Some 10,560 people have been killed since 2006, the year Mexican President Felipe Calderon took office and launched his campaign against the organized crime gangs that move cocaine, methamphetamine, marijuana and heroin to a vast U.S. market. Consider that fewer than 4,300 American service members have died in the six-year war in Iraq.
The cartels are fighting each other for power, and the Calderon administration for their very survival. Never before has a Mexican president gone after these narco-networks with such force.
And now the cartels have brought the fight to us: In 230 U.S. cities, the Mexican organizations maintain distribution hubs or supply drugs to local distributors, according to the Justice Department’s National Drug Intelligence Center.
Places like Miami and other longtime transportation points along the California, Arizona and Texas borders. But also Twin Falls, Idaho. Billings, Mont. Wichita, Kan. Phoenix. St. Louis. Milwaukee.
Even Shelby County.
One reason for that shift is the ability these days to “blend in in plain sight,” as the Atlanta DEA chief puts it. The flood of Hispanic immigrants into American communities to work construction and plant jobs helped provide cover for traffickers looking to expand into new markets or build hubs in quiet suburbs with fewer law officers than the big cities.

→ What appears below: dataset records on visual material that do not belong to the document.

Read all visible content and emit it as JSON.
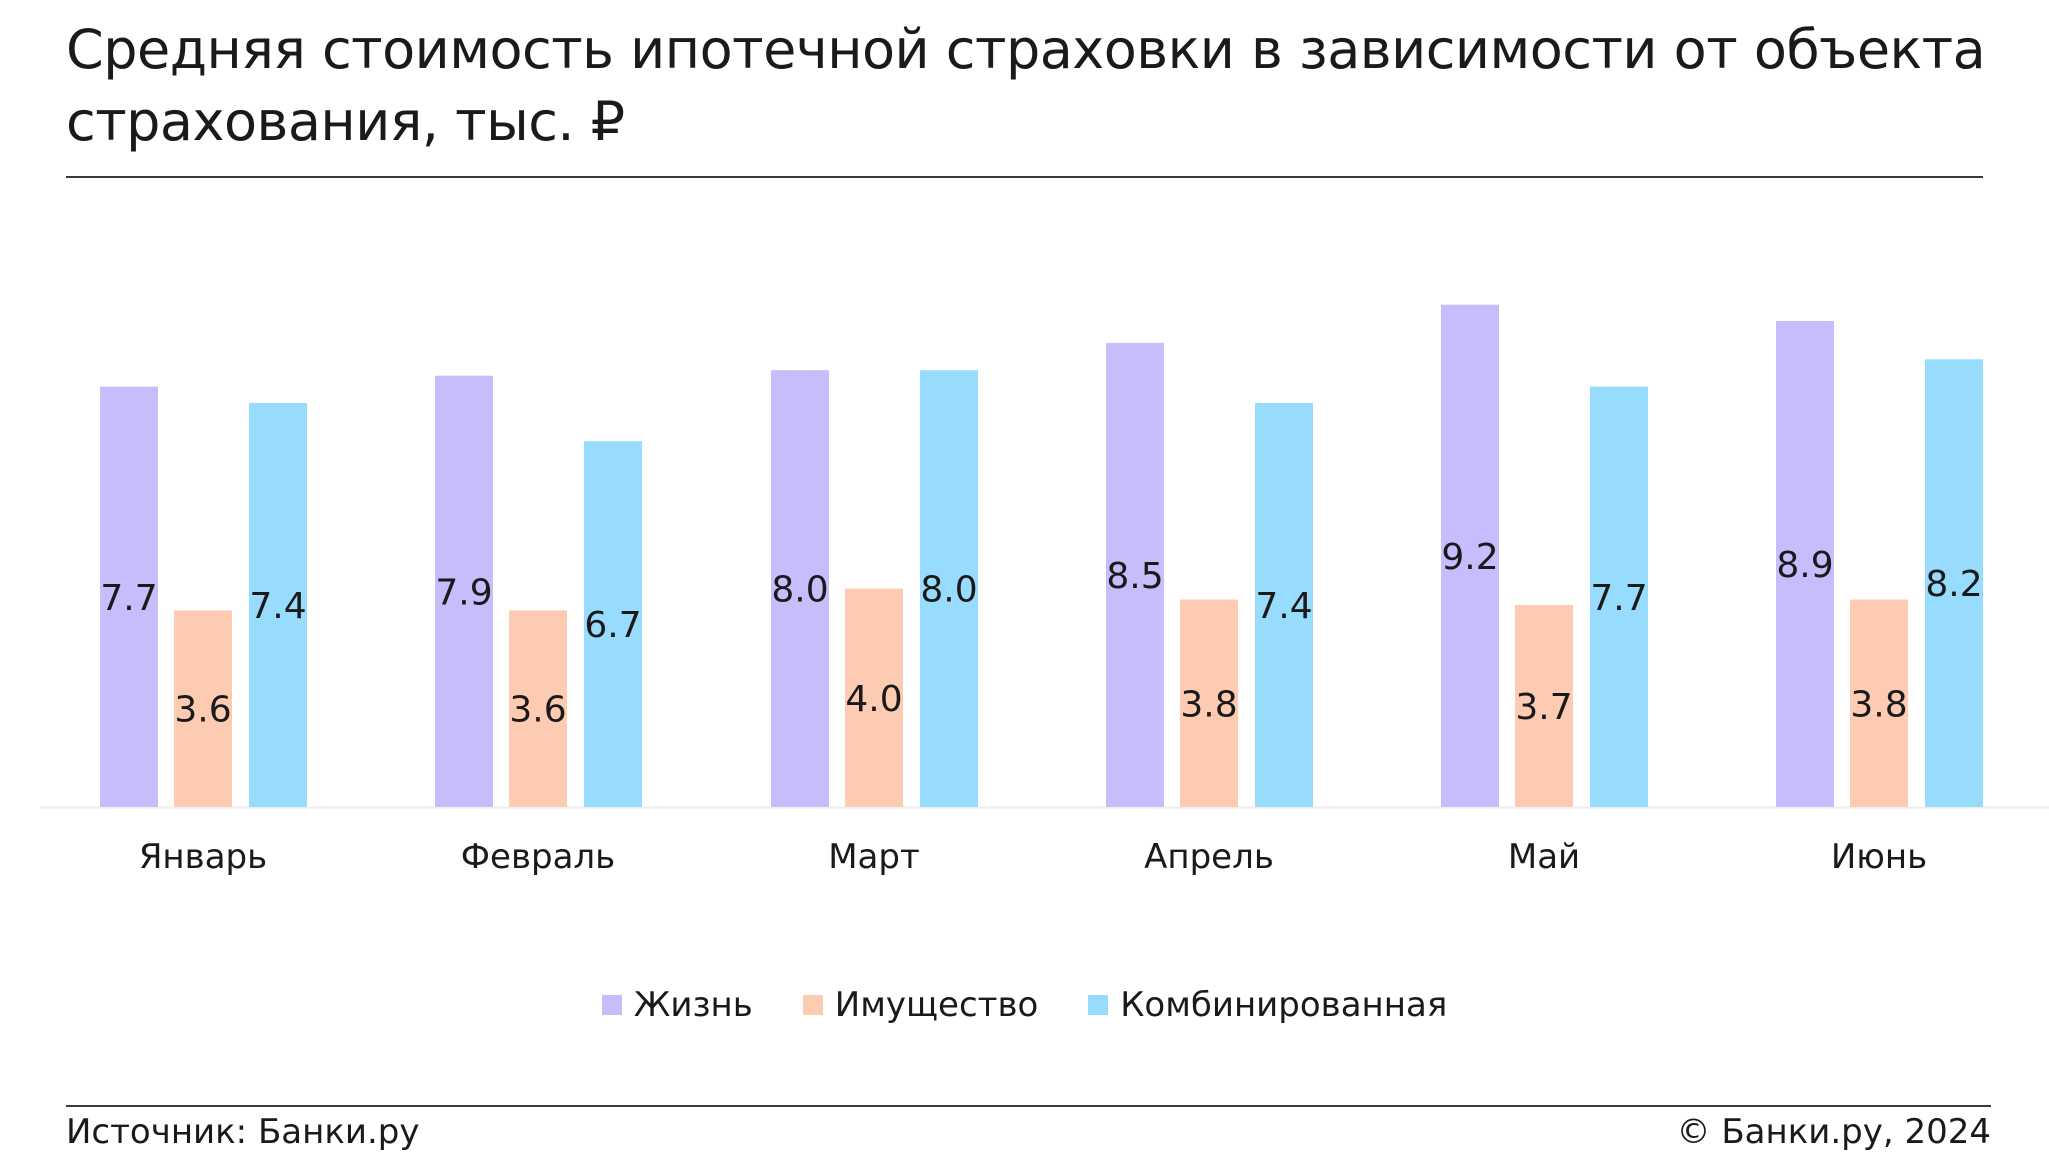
{
  "title": "Средняя стоимость ипотечной страховки в зависимости от объекта страхования, тыс. ₽",
  "footer": {
    "source": "Источник: Банки.ру",
    "copyright": "© Банки.ру, 2024"
  },
  "chart_data": {
    "type": "bar",
    "categories": [
      "Январь",
      "Февраль",
      "Март",
      "Апрель",
      "Май",
      "Июнь"
    ],
    "series": [
      {
        "name": "Жизнь",
        "color": "#c8bcfc",
        "values": [
          7.7,
          7.9,
          8.0,
          8.5,
          9.2,
          8.9
        ],
        "labels": [
          "7.7",
          "7.9",
          "8.0",
          "8.5",
          "9.2",
          "8.9"
        ]
      },
      {
        "name": "Имущество",
        "color": "#fdcab2",
        "values": [
          3.6,
          3.6,
          4.0,
          3.8,
          3.7,
          3.8
        ],
        "labels": [
          "3.6",
          "3.6",
          "4.0",
          "3.8",
          "3.7",
          "3.8"
        ]
      },
      {
        "name": "Комбинированная",
        "color": "#98dcfd",
        "values": [
          7.4,
          6.7,
          8.0,
          7.4,
          7.7,
          8.2
        ],
        "labels": [
          "7.4",
          "6.7",
          "8.0",
          "7.4",
          "7.7",
          "8.2"
        ]
      }
    ],
    "ylim": [
      0,
      10
    ],
    "grid": false,
    "legend_position": "bottom-center"
  }
}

Shelby has long been Alabama’s fastest-growing county, with its proximity to Birmingham, good schools and a growing corporate corridor along Highway 280. The number of Hispanics grew 126 percent from 2000 to 2007. It was once rare to see a Latino face at the local Wal-Mart or gas station. Now, dozens upon dozens of Hispanic day laborers line Lorna Road in the northern part of the county.
As Bowden says, “You don’t stand out.”
With some 4.9 million trucks crossing into the United States from Mexico every year, tractor-trailers have become a transportation mode of choice among traffickers. Drugs head north, but weapons and cash also head back south–like the $400,000 Border Patrol agents found on April 2 near Las Cruces, N.M., stashed in the refrigeration unit of a semi.
Shelby County is a trucking mecca, with highways 65, 20, 59 and 459 running east to Atlanta, north to Nashville, south to New Orleans, west to Dallas. Once reluctant to haul drug shipments too far beyond a border state, drivers are willing to take more chances now, because there are so many trucks on the road, Bowden says.